İnternet medyasında "Ahmet Altan'a soruşturma şoku"
başlıklarını
görünce.
Ben de sandım ki.
Türk ordusuna kurulan "kumpas"ın sayfaları tek tek
açılıyor.
Sandım ki, Altan'a açılan soruşturma, o sürecin önemli aktörü
olmasındandır.
Altan'gillerle ilgili her haberi es geçen ben, tıkladım
soruşturma
başlığının üstüne.
Yanılmışım. Türkiye'ye kurulan "kumpas"tan
değil, "Cumhurbaşkanına hakaretten"
soruşturulacakmış.
Yaşadığım hayal kırıklığının derinliğini sormayın, içimde fil
geziyor gibi
şangır şungur.
Bu adam değil miydi, pat diye çıkmaya başlayan Taraf'ın
başına, ellerine yapışmış romanları yazmayı çat diye bırakıp
da gelen?
Altan'a milyarlarca liralık yayınevi sözleşmelerini bir kenara
ittirip, gazete yönetme hevesine iten neyin kafasıydı?
Ergenekon, Balyoz ve bilâhare dosyalarının, abuk sabuk,
sapır saçma belgelerin yan yana getirilip yayınlanması onun
döneminde olmadı mı?
Sayfa sayfa attığı çamurlara karşı, kimseye kendisini savunma
şansı tanımayan bu Altan değil miydi?
Süreç beklendiği gibi gitmeyince, (kimbilir belki de
beklenen olmuştur), gemiden ilk atlayan da o değil miydi?

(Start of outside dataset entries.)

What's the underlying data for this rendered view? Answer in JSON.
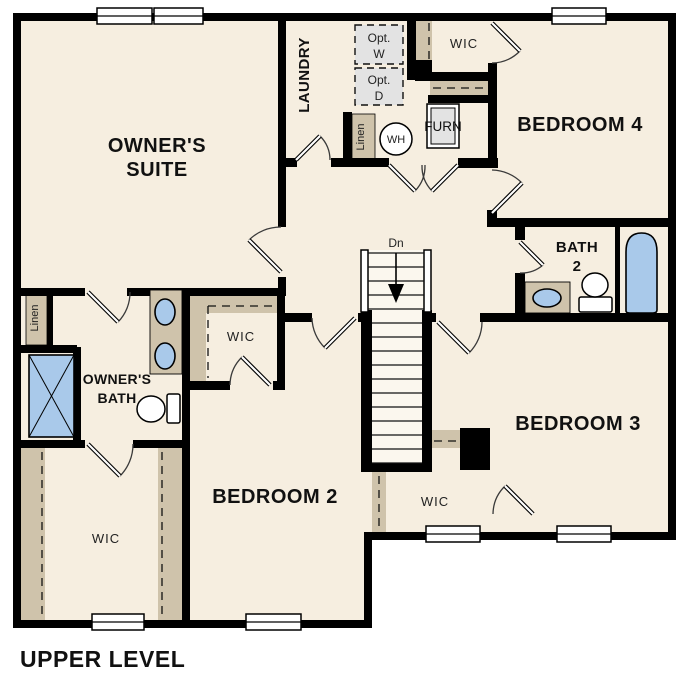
{
  "title": {
    "label": "UPPER LEVEL"
  },
  "colors": {
    "floor": "#f6eee0",
    "wall": "#000000",
    "shelf_tan": "#cfc3ab",
    "fixture_blue": "#a9c9ea",
    "optional_gray": "#e3e3e3",
    "background": "#ffffff"
  },
  "rooms": {
    "owners_suite": {
      "line1": "OWNER'S",
      "line2": "SUITE"
    },
    "laundry": {
      "label": "LAUNDRY"
    },
    "bedroom4": {
      "label": "BEDROOM 4"
    },
    "bath2": {
      "line1": "BATH",
      "line2": "2"
    },
    "bedroom3": {
      "label": "BEDROOM 3"
    },
    "bedroom2": {
      "label": "BEDROOM 2"
    },
    "owners_bath": {
      "line1": "OWNER'S",
      "line2": "BATH"
    },
    "wic_bedroom4": {
      "label": "WIC"
    },
    "wic_middle": {
      "label": "WIC"
    },
    "wic_owners": {
      "label": "WIC"
    },
    "wic_bedroom3": {
      "label": "WIC"
    }
  },
  "features": {
    "stairs_down": "Dn",
    "water_heater": "WH",
    "furnace": "FURN",
    "opt_washer_line1": "Opt.",
    "opt_washer_line2": "W",
    "opt_dryer_line1": "Opt.",
    "opt_dryer_line2": "D",
    "linen_laundry": "Linen",
    "linen_owners": "Linen"
  }
}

Şimdi kimsenin hatırını bile sormadığı Mehmet Baransu,
Altan'gillerin bu üyesine güvenip esip gürlememiş miydi?
Ülkemize kurulan bir kumpas eğer varsa, Ahmet Altan'ın
rolü soruşturulmadan ortaya çıkarılabilir mi?
Medyanın bu karanlık yakın tarihi Ahmet Altan-Taraf
ilişkisi açıklığa kavuşmadan aydınlatılabilir mi?
Hatırladığım kadarıyla, bir kez ifadeye çağrılarak işin içinden
çıkıverdi.
Belki de kendisine "kumpas" konusunda da soruşturma açılmıştır
da gündelik koşuşturma içinde ben atlamışımdır.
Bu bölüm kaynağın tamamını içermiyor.